2.男子タルモノカツモクセヨ
家庭教師は午前中に終わった。
とりあえずマイヤー先生から最近起きた国内外事件を聞き出すことに成功した。
ロジーナ王国国内のこととカルロス帝国のコト。
あとは領内のコト。
領内も安定している。
以前は国境紛争で発生した流民が領内に入り込み一部の森を開拓させることによって吸収したらしい。
ロジーナ王国内は安定している。
十数年前に即位した若い国王(と言っても今は40歳)が国を掌握している。
国境は不安だったが最近は落ち着いている。
カルロス帝国国内、皇帝の高齢が原因らしい。
皇帝自体の健康は問題なく。後継者が数人居るらしい。
崩御の場合には少なくとも混乱は起きるだろうと言われている。
なるほど。
地図と本を並べて見比べる。
本では今の皇帝が拡大路線だったので王国の国境で毎年小競り合いが起きていると言っていた。

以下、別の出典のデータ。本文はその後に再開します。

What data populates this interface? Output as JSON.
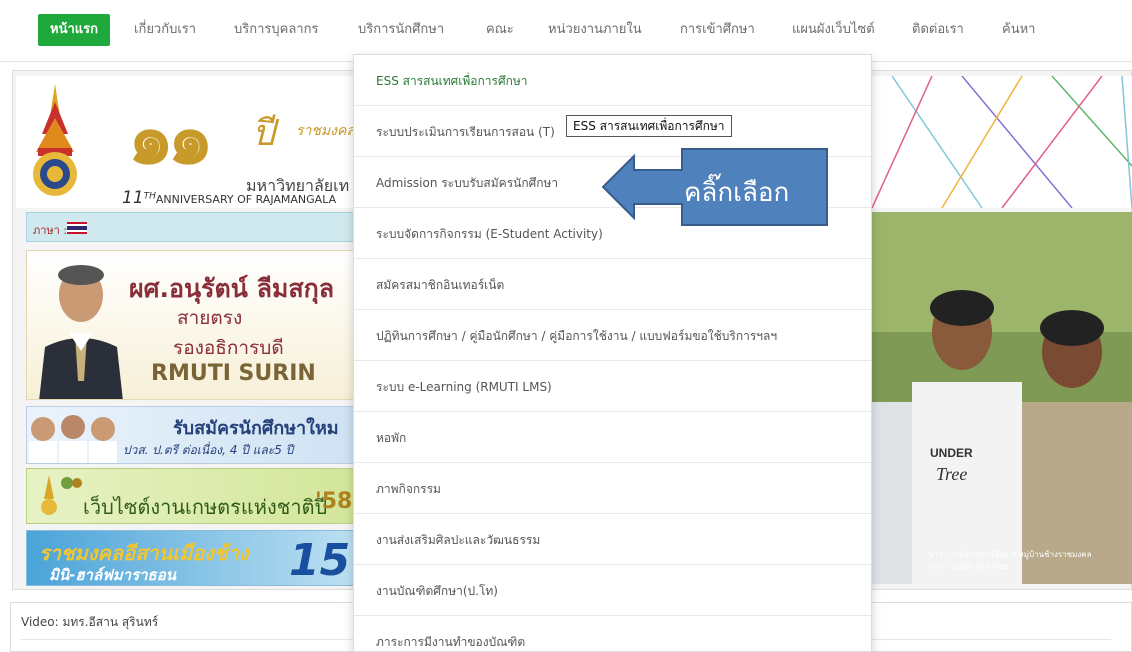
{
  "nav": {
    "items": [
      "หน้าแรก",
      "เกี่ยวกับเรา",
      "บริการบุคลากร",
      "บริการนักศึกษา",
      "คณะ",
      "หน่วยงานภายใน",
      "การเข้าศึกษา",
      "แผนผังเว็บไซต์",
      "ติดต่อเรา",
      "ค้นหา"
    ],
    "active_color": "#1fa83c"
  },
  "banner": {
    "anniversary_number": "๑๑",
    "anniversary_pi": "ปี",
    "anniversary_institution": "ราชมงคล",
    "university_name": "มหาวิทยาลัยเท",
    "anniversary_number_en": "11",
    "anniversary_suffix": "TH",
    "anniversary_en": "ANNIVERSARY OF RAJAMANGALA"
  },
  "language": {
    "label": "ภาษา :",
    "flag_icon": "thai-flag-icon"
  },
  "vp_banner": {
    "name": "ผศ.อนุรัตน์ ลีมสกุล",
    "line1": "สายตรง",
    "line2": "รองอธิการบดี",
    "line3": "RMUTI SURIN"
  },
  "admission_banner": {
    "title": "รับสมัครนักศึกษาใหม",
    "subtitle": "ปวส. ป.ตรี ต่อเนื่อง, 4 ปี และ5 ปี"
  },
  "agri_banner": {
    "text": "เว็บไซต์งานเกษตรแห่งชาติปี",
    "year": "'58"
  },
  "sport_banner": {
    "line1": "ราชมงคลอีสานเมืองช้าง",
    "line2": "มินิ-ฮาล์ฟมาราธอน",
    "number": "15"
  },
  "photo": {
    "caption_line1": "ข่าว : งานช้างทางเลือก ฯ หมู่บ้านช้างราชมงคล",
    "caption_line2": "ภาพ : under the free",
    "shirt_text1": "UNDER",
    "shirt_text2": "Tree"
  },
  "video": {
    "label": "Video: มทร.อีสาน สุรินทร์"
  },
  "dropdown": {
    "items": [
      "ESS สารสนเทศเพื่อการศึกษา",
      "ระบบประเมินการเรียนการสอน (T)",
      "Admission ระบบรับสมัครนักศึกษา",
      "ระบบจัดการกิจกรรม (E-Student Activity)",
      "สมัครสมาชิกอินเทอร์เน็ต",
      "ปฏิทินการศึกษา / คู่มือนักศึกษา / คู่มือการใช้งาน / แบบฟอร์มขอใช้บริการฯลฯ",
      "ระบบ e-Learning (RMUTI LMS)",
      "หอพัก",
      "ภาพกิจกรรม",
      "งานส่งเสริมศิลปะและวัฒนธรรม",
      "งานบัณฑิตศึกษา(ป.โท)",
      "ภาระการมีงานทำของบัณฑิต"
    ]
  },
  "tooltip": {
    "text": "ESS สารสนเทศเพื่อการศึกษา"
  },
  "callout": {
    "text": "คลิ๊กเลือก",
    "color": "#4f81bd"
  }
}
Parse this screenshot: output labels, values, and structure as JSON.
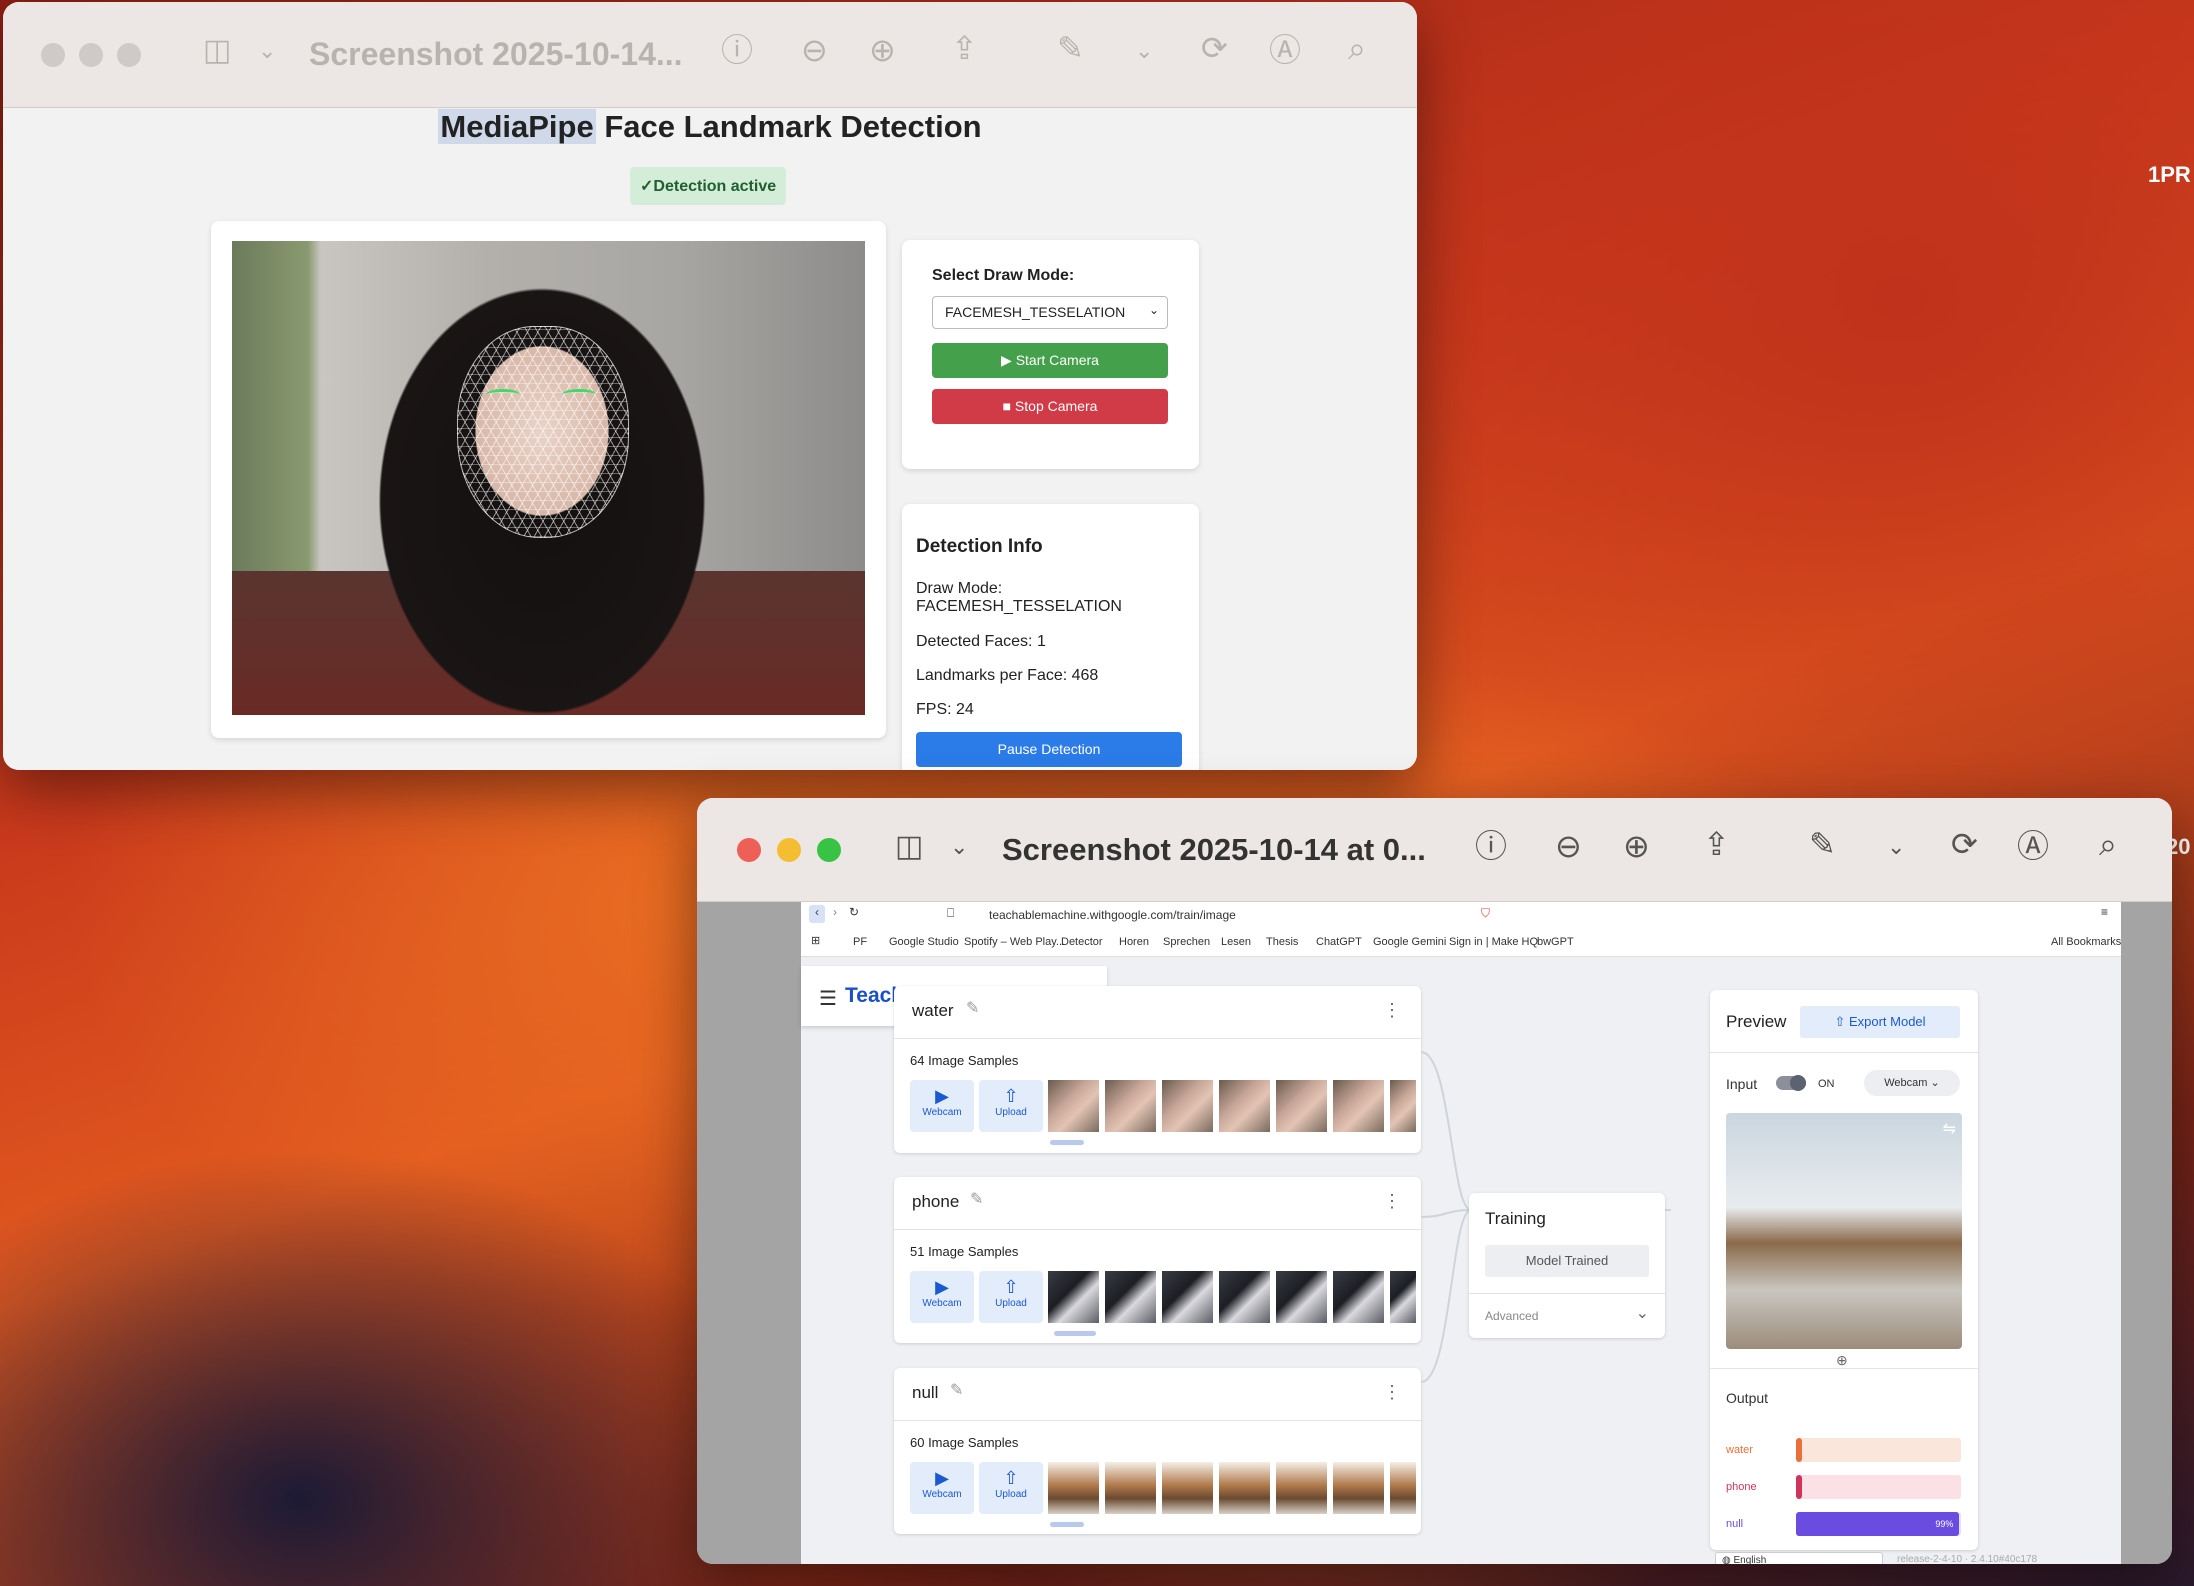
{
  "desktop": {
    "label_right_1": "1PR",
    "label_right_2": "20"
  },
  "window1": {
    "title": "Screenshot 2025-10-14...",
    "icons": [
      "sidebar-icon",
      "chevron-down-icon",
      "info-icon",
      "zoom-out-icon",
      "zoom-in-icon",
      "share-icon",
      "markup-pen-icon",
      "chevron-down-icon",
      "rotate-icon",
      "annotate-icon",
      "search-icon"
    ],
    "page": {
      "title_highlight": "MediaPipe",
      "title_rest": " Face Landmark Detection",
      "status_badge": "✓Detection active",
      "controls": {
        "select_label": "Select Draw Mode:",
        "select_value": "FACEMESH_TESSELATION",
        "start_label": "▶ Start Camera",
        "stop_label": "■ Stop Camera"
      },
      "info": {
        "heading": "Detection Info",
        "draw_mode_label": "Draw Mode:",
        "draw_mode_value": "FACEMESH_TESSELATION",
        "faces": "Detected Faces: 1",
        "landmarks": "Landmarks per Face: 468",
        "fps": "FPS: 24",
        "pause_label": "Pause Detection"
      }
    }
  },
  "window2": {
    "title": "Screenshot 2025-10-14 at 0...",
    "browser": {
      "url": "teachablemachine.withgoogle.com/train/image",
      "bookmarks": [
        "PF",
        "Google Studio",
        "Spotify – Web Play...",
        "Detector",
        "Horen",
        "Sprechen",
        "Lesen",
        "Thesis",
        "ChatGPT",
        "Google Gemini",
        "Sign in | Make HQ",
        "bwGPT"
      ],
      "all_bookmarks": "All Bookmarks"
    },
    "app": {
      "brand": "Teachable Machine",
      "classes": [
        {
          "name": "water",
          "count": "64 Image Samples",
          "webcam": "Webcam",
          "upload": "Upload"
        },
        {
          "name": "phone",
          "count": "51 Image Samples",
          "webcam": "Webcam",
          "upload": "Upload"
        },
        {
          "name": "null",
          "count": "60 Image Samples",
          "webcam": "Webcam",
          "upload": "Upload"
        }
      ],
      "training": {
        "title": "Training",
        "button": "Model Trained",
        "advanced": "Advanced"
      },
      "preview": {
        "title": "Preview",
        "export": "Export Model",
        "input_label": "Input",
        "toggle_state": "ON",
        "source": "Webcam",
        "output_label": "Output",
        "outputs": [
          {
            "name": "water",
            "color": "#e8703a",
            "track": "#fbe6dc",
            "percent": 0,
            "label": ""
          },
          {
            "name": "phone",
            "color": "#d0345a",
            "track": "#fbe1e6",
            "percent": 1,
            "label": ""
          },
          {
            "name": "null",
            "color": "#6a4ce0",
            "track": "#e6e0fb",
            "percent": 99,
            "label": "99%"
          }
        ]
      },
      "language": "English",
      "release": "release-2-4-10 · 2.4.10#40c178"
    }
  }
}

帝国とは西に接しているが北は山脈と大森林で南の平野が今までの主戦場だ。
ゲームに当てはめて考える。
おいおい、この森、ダンジョンが在る森だろ?
聞いていないぞ?
未発見なのか?
主人公の村は解からない。
初めて向かう町の名前は在った。
ビンゴだ。
いや、ゲームではビゴーって町だがビンゴ村になっている。
地図が古いのかもしれない。
ゲームでもショボイ町だったからなあ。
青銅の剣しか手に入らないぐらいショボイ。
この周りの開拓村に主人公が居るはずだ。
しかし。国境より離れた森の切れ目の村だ。
行く用事も理由も無い。
主人公は居ないかもしれない。
魔法学園に行かなければ会うことも無い。
俺はどうすれば良いんだ?
最近は飯が旨いのでバクバク食べている。
成長期前だからな。
いや、このままではゲームの様なブタ公爵坊ちゃんになってしまう。
語尾にブヒが付くぐらい。
ブタではダメだ。
体を鍛えよう。
この国の常識ではデブは軍人になれない。
乗る馬が居ない。
伊佐治翔太の記憶では伊佐治の国では”横綱”や”大関”と言う称号の聖戦士”スモウレスラー”や熊すら素手で倒す”カラテカ”と言う職業が在るらしい。
何故か訓練方法も記憶に在る。
魔法使いは援護職だ。
ソレはこの国での常識に当てはまる。
主人公は剣も魔法も使えるアドバンテージで相手を圧倒した。
俺は遠近両用素手でも魔法でも戦える男になる。
打倒主人公。
ぷにぷにの腕で拳を握り決意する。
「やってやるぞ!!」
先ずは筋肉を付けよう。
関節を柔らかくしないとケガをするらしい。
受身と言う万能転倒方があるらしい。
柔軟体操。
腕立て腹筋、腿上げ。スクワット。
柔道の受身や脇締め、エビ。
なるほど…。コレはキツイ。
キツイから強くなるのだ。
拳を固くするには殴るしかないらしい。
痛そうだ。
殴るものを探さねば。
庭師小屋に金床が在ったな。
明日持って来させよう。
「よし!!いい感じだ!!筋肉が悲鳴を上げている!!」
「ぼっちゃんどうかしました…。ヒッ!!」
床に転がりエビを行なっている最中にドアを開けたメイドと目が合った。
下から見上げる感じだ。
もちろんメイドのスカートは長いので中が見えることは無い。
「ぼっちゃんが!!オットー様が!!だれか!!だれか!!」
誤解は解けたが。
家の者が俺を白い目で見る様になった。
(´・ω・`)
“柔道 エビ”で検索していただければドレだけキモイことしていたのかお解かりいただけます。